To avoid contamination, the compounds must be carefully cleaned. Indeed, some contaminants have a strong sorption capacity.

The main equipment of a natural gas sampling system

Sampling probes

The design of the probe must take into account the possibility of vibration caused by the high speed of the flux. For lines free of liquids and with temperatures very higher than the dew point, any type of probe may be suitable. On the other hand, for lines where temperatures are close to the dew point, a specific probe is necessary to avoid problems related to condensation and liquids in the gas flow.
The most basic sampling tube is a straight sampling tube. The other type of rod frequently used in the gas industry is the sampling probe with pressure reduction. It is frequently used with continuous analysis systems. The pressure reduction takes place at the end of the rod through which the gas flow passes. The temperature drop is compensated by the thermal mass of the gas flow. It is recommended to install the pipe at 20 times the pipe diameter of the flow disturbing elements. The pipe should be equipped with a suitable valve system, which will allow the sampling line to be disconnected from the process line. It can be permanent or temporary.

Sampling and transfer lines

Sampling lines should be as short as possible and with the smallest diameter, but not less than 3 mm. The flow rate in the lines must be chosen so as to have a fast response time.

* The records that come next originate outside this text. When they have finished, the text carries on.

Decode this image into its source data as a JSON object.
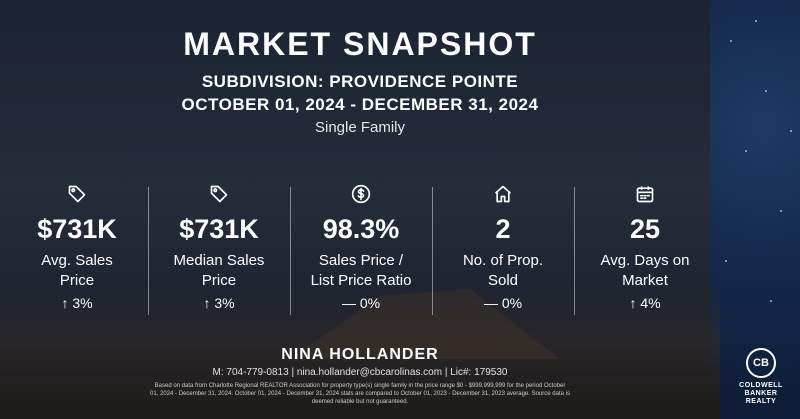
{
  "header": {
    "title": "MARKET SNAPSHOT",
    "subdivision": "SUBDIVISION: PROVIDENCE POINTE",
    "date_range": "OCTOBER 01, 2024 - DECEMBER 31, 2024",
    "property_type": "Single Family"
  },
  "stats": [
    {
      "icon": "price-tag-icon",
      "value": "$731K",
      "label_line1": "Avg. Sales",
      "label_line2": "Price",
      "change": "↑ 3%"
    },
    {
      "icon": "price-tag-icon",
      "value": "$731K",
      "label_line1": "Median Sales",
      "label_line2": "Price",
      "change": "↑ 3%"
    },
    {
      "icon": "dollar-circle-icon",
      "value": "98.3%",
      "label_line1": "Sales Price /",
      "label_line2": "List Price Ratio",
      "change": "— 0%"
    },
    {
      "icon": "house-icon",
      "value": "2",
      "label_line1": "No. of Prop.",
      "label_line2": "Sold",
      "change": "— 0%"
    },
    {
      "icon": "calendar-icon",
      "value": "25",
      "label_line1": "Avg. Days on",
      "label_line2": "Market",
      "change": "↑ 4%"
    }
  ],
  "footer": {
    "agent_name": "NINA HOLLANDER",
    "contact": "M: 704-779-0813 | nina.hollander@cbcarolinas.com | Lic#: 179530",
    "disclaimer": "Based on data from Charlotte Regional REALTOR Association for property type(s) single family in the price range $0 - $999,999,999 for the period October 01, 2024 - December 31, 2024. October 01, 2024 - December 31, 2024 stats are compared to October 01, 2023 - December 31, 2023 average. Source data is deemed reliable but not guaranteed."
  },
  "logo": {
    "mark": "CB",
    "line1": "COLDWELL",
    "line2": "BANKER",
    "line3": "REALTY"
  }
}
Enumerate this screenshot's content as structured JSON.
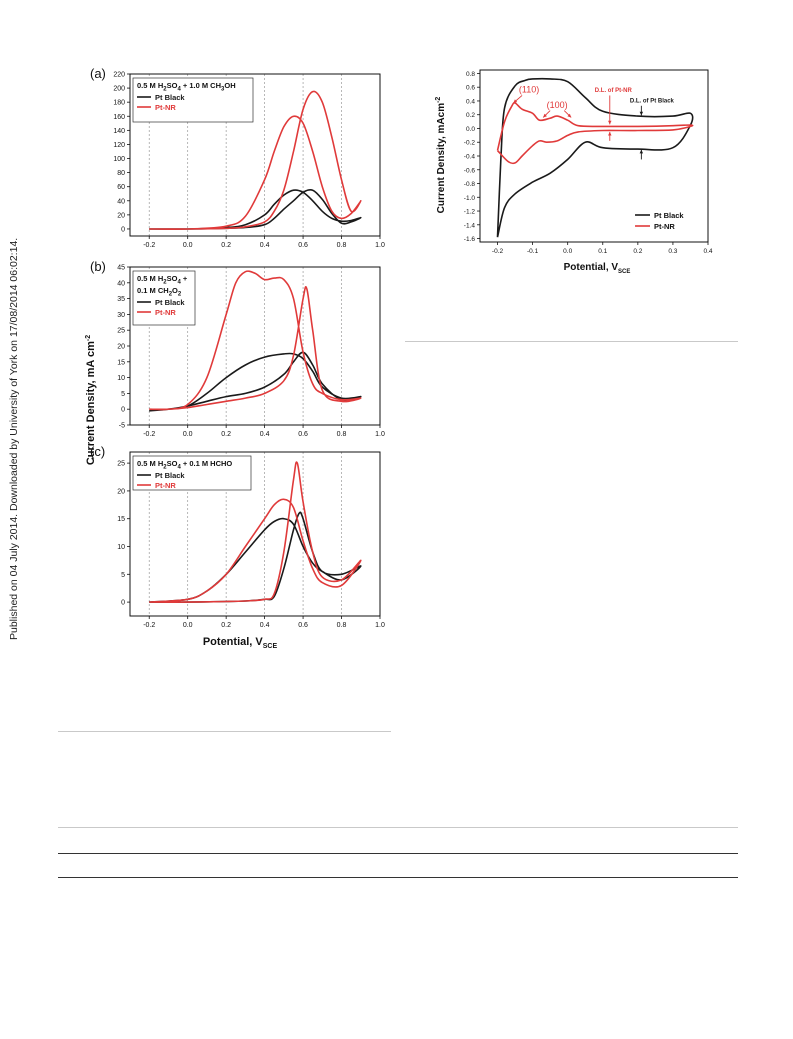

In general, separators are not recommended in sampling systems. However, they can be used to ensure that no liquid enters the analyzer or sample cylinder.

Pressure Reducers

In order to supply the analyzer with a gas with an appropriate pressure, a regulator is often required at the beginning or at the end of the line. The regulators are preferably made of stainless steel and PTFE. Due to the Thomson-Joule effect, the temperature drops to an average of 1°C every 2 bars, which potentially creates condensation. It is usual to prevent this phenomenon by heating to compensate for the temperature drop. The necessary heat depends on the composition of the gas, the pressure reduction, the pressure and the temperature, the flow rate ...

Heating appliances

Heating elements can be installed on the sampling probe or the sampling lines. They must be of the auto-limiting type and must respect the electrical standards of the areas where they are used.